Theoretically mass culture do not possess or deserve any better theoretical categorization, but is existent as a subcultural form in any organized cultural power where powerful institutions always intervene in social process more as educator manner than developer, thus available almost in all the phases of modern history so far noticed.

Culture and Power # III: Cultural power and mediation:

American sociologists including media analysts strongly believe that mass media contribute to the process of popular [mass-]-cultural production by distributing cultural resources to oppressed individuals and subordinate groups [Lull, p73]. This is nothing but a sheer fabricated media-idealism that aptly discards the truth. Moreover such contribution of media were seen, in ex-colonial countries, in the developmental paradigmatic phase where media were centrally controlled and regulated. But this phase so far the developing countries had experienced, were by and large incomplete and they also innately felt for the autonomy of media, independent of state controlling. Subsequently media-market expanded to a large extent but squeezed to the oppressed and also the earlier promise of distributing resources to them. Media market becomes largely monolithic in terms of profit maximization [political eonomy] sundering developing countries not only from its traditional roots but from the contemporarity of cultural praxis also.

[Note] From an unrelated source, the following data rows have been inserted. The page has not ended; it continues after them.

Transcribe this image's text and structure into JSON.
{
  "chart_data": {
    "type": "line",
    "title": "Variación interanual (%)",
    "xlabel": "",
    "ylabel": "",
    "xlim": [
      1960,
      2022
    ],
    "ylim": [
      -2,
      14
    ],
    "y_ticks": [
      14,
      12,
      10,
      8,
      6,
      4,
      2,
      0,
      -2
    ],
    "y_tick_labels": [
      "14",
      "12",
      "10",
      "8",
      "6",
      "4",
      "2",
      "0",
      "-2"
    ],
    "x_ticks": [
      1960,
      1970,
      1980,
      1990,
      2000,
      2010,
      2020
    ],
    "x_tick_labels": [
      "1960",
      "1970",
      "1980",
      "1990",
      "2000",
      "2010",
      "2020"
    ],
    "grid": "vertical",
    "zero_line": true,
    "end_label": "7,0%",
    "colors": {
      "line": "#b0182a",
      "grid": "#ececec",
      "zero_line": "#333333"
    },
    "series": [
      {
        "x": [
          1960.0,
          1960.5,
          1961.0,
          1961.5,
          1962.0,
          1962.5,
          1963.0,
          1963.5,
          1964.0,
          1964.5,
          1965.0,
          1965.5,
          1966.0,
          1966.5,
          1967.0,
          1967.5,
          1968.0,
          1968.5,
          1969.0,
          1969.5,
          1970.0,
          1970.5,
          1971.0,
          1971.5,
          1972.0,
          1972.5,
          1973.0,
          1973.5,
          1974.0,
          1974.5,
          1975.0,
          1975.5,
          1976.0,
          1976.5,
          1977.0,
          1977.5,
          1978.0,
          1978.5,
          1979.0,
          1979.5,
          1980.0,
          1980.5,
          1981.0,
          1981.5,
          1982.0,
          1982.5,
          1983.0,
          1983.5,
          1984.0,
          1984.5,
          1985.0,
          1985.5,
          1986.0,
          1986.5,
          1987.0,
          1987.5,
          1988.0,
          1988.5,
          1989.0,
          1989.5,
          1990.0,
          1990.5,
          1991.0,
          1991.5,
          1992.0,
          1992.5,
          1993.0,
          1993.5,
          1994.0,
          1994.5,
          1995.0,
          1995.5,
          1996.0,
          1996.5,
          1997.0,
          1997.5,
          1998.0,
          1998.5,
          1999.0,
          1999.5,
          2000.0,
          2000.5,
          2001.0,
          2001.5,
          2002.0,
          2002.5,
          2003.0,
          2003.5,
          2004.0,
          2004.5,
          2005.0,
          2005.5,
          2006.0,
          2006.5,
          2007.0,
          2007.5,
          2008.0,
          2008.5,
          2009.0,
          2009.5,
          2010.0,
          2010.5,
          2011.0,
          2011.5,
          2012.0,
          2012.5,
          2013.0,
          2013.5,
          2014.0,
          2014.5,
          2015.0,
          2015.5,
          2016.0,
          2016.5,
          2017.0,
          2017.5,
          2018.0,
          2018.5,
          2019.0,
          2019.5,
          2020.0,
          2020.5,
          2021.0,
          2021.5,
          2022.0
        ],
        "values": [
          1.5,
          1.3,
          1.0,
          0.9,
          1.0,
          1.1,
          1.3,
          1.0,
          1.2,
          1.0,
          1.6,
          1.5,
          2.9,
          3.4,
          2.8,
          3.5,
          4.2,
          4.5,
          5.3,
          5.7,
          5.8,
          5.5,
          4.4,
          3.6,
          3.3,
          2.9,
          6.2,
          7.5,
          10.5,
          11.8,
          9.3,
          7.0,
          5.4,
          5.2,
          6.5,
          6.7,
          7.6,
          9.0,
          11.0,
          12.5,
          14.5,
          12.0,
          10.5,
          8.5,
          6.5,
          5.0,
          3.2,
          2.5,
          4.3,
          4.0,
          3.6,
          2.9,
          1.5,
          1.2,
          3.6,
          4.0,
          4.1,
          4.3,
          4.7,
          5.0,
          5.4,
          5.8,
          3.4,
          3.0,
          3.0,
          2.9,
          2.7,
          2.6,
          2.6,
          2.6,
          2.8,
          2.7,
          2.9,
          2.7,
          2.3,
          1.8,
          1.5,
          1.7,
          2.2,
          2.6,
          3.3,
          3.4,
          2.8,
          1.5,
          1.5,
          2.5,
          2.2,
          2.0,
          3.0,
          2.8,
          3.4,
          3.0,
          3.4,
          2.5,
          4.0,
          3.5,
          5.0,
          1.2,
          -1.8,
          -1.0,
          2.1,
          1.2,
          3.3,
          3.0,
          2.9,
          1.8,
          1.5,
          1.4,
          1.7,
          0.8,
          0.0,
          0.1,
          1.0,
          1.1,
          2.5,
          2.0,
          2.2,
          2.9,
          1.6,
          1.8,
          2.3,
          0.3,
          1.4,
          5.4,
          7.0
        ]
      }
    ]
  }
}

Edward Said’s narrative on America’s most unpopular war in Vietnam is most worth mentioning here. America’s defeat in Vietnam in mid-sixties has become most so-called popular cultural resource that let the term commercially alive “America’s war in Vietnam”. In India also, with such so-called popular mediated resource as, ‘India is shining’, ‘India: the upcoming superpower’, ‘the superpower of 21st century’ — global media conglomerates, operating in India, along with Indigenous films and other discursive pratices, have invented a very powerful discourse on ‘new’ India that is commercially suited and placed on a highest elite positioning. While Said strongly advocated Foucault’s open ended thought of power, how is power exercised and what are its effects — that set a basic ideation to the notion that ‘what is power and where does it come from?’ In terms of global mediation these questions have a homogeneous turn toward conglomeration of media institutions that is the prime source of power in the 21st century world terrorizing people’s [Foucauldian] right to hold power in contrast to that of the ruling class and media institutions. This is cultural power as James Lull stated, and people have the only option to imitate those mediated symbols. So this cultural power is negative and would outcast people’s creative power and ‘right’ to be productive, and encourage instead only packaging so to consume mass produced media content, regardless of its specificity of meaning. Baudrillard’s conclusion here is worth reading: “media practices have rearranged our senses of place and time. Television is ‘real world’; television is dissolved into life; and life is dissolved into television. The fiction is ‘realized’ and the real becomes fictions. Simulation has replaced production [medium is the message]...alas, our individuality, always in the spotlight, is that and only that, in the spotlight. The spotlight functionalizes the human being. The social limits of the spotlight and playing to the spotlight are the individual. The social framework and its communicative action are the self. There is no freedom beyond this activity. We are proletariatized regardless of class, a function of the spectacle...”.